HARBOR BUSINESS Online

「制御不能に陥った中国の宇宙ステーションが地球に落ちてくる」――。そんな話が昨年ごろからたびたびささやかれ、つい最近も英国のメディアなどが報じ、そのたびに話題になっている。

⇒【画像】参考として欧州の無人補給船「ATV」が大気圏に再突入した際の様子

 その多くで、「制御不能でどこに落ちるかわからない」、「燃え残った部品が降り注ぐかもしれない」といった、危機感を煽るような内容が散見された。

 実際には、明日にでも頭の上に降ってくることを心配するようなものではない。しかし、この中国の宇宙ステーションに限らず、大きな人工衛星をどう処分するかをめぐっては大きな課題があることも事実である。

◆中国の宇宙ステーション「天宮一号」

 今回「落ちてくる」と話題になっているのは、中国が2011年に打ち上げた小型の宇宙ステーション「天宮一号」である。

 中国は近い将来に、大型の宇宙ステーションの建造を目指しており、天宮一号はそのために必要な技術の開発や、試験を目的として打ち上げられた。

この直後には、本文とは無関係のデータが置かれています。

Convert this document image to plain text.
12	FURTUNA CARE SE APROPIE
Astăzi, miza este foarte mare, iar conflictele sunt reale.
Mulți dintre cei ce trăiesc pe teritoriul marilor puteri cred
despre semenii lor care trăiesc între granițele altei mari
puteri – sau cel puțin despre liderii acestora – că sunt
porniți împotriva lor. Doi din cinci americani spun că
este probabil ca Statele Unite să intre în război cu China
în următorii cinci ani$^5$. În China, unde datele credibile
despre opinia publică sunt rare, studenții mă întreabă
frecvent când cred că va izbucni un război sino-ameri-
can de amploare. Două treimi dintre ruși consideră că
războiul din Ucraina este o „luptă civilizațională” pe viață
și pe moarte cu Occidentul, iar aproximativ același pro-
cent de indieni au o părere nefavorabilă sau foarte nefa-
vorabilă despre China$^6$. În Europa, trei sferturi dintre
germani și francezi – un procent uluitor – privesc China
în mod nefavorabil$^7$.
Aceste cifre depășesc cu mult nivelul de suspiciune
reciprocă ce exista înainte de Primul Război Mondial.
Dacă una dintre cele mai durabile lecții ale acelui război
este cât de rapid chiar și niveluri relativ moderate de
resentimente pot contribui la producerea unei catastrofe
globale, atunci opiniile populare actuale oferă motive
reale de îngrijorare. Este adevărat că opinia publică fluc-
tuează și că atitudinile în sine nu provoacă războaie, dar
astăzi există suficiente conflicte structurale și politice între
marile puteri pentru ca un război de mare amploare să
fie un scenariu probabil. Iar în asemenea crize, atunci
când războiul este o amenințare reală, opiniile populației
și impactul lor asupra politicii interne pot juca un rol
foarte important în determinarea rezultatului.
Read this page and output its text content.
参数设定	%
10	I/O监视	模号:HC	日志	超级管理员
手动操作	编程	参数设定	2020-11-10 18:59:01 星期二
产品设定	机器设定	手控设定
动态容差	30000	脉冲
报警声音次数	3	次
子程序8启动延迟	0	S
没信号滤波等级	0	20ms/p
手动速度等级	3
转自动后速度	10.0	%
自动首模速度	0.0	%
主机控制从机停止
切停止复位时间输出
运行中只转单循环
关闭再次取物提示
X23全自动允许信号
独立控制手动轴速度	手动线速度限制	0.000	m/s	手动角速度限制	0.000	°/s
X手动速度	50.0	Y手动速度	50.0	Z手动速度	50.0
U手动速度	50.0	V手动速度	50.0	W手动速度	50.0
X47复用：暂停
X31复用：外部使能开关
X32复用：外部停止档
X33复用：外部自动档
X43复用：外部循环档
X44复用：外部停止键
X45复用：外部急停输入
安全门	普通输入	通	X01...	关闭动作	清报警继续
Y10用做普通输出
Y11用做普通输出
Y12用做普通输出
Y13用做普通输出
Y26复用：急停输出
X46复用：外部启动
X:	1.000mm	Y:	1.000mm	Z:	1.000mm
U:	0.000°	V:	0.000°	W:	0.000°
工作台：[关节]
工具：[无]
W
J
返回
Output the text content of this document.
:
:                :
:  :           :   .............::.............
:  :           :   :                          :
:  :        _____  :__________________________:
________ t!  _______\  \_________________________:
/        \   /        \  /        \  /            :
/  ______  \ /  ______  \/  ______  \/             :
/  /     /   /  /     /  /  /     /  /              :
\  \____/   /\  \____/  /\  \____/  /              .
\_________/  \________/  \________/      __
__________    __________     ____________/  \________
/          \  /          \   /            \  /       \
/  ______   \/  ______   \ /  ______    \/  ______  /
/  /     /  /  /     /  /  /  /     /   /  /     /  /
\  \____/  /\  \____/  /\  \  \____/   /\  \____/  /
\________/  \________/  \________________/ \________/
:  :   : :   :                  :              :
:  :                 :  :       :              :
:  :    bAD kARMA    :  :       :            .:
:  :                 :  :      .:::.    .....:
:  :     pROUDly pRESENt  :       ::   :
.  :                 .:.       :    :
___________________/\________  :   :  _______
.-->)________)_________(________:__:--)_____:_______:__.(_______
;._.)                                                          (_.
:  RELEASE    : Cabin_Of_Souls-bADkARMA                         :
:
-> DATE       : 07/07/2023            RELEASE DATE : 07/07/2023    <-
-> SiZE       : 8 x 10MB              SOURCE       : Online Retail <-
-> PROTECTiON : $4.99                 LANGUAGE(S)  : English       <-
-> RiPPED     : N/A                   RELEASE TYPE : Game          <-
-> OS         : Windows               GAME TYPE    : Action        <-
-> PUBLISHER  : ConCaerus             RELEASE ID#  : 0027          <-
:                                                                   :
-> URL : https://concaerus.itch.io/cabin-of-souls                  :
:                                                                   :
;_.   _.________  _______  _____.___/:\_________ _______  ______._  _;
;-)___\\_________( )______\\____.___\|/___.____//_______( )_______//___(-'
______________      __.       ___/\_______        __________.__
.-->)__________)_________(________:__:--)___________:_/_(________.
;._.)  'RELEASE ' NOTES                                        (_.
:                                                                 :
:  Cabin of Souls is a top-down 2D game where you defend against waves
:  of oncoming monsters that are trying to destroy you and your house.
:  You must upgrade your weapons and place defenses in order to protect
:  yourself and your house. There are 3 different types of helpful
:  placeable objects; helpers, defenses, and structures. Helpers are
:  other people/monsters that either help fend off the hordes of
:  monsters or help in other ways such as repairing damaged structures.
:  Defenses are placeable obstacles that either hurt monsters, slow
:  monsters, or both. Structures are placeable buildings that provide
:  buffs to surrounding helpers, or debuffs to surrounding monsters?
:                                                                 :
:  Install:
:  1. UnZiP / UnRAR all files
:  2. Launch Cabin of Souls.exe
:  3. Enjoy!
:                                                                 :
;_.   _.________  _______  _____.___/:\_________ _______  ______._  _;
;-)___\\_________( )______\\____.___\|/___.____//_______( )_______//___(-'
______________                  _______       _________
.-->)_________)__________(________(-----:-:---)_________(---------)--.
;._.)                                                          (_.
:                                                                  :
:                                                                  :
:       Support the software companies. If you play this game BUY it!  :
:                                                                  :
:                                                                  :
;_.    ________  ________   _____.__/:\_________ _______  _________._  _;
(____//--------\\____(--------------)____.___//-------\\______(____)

 まずは無人の状態で運用され、機能の確認などが行われた後、2012年に3人の宇宙飛行士が乗った宇宙船「神舟九号」がドッキング。天宮一号の中に飛行士が入り、1週間あまりにわたって宇宙滞在の試験や宇宙実験などが行われた。2013年には「神舟十号」もドッキングし、3人の飛行士が2週間ほど滞在している。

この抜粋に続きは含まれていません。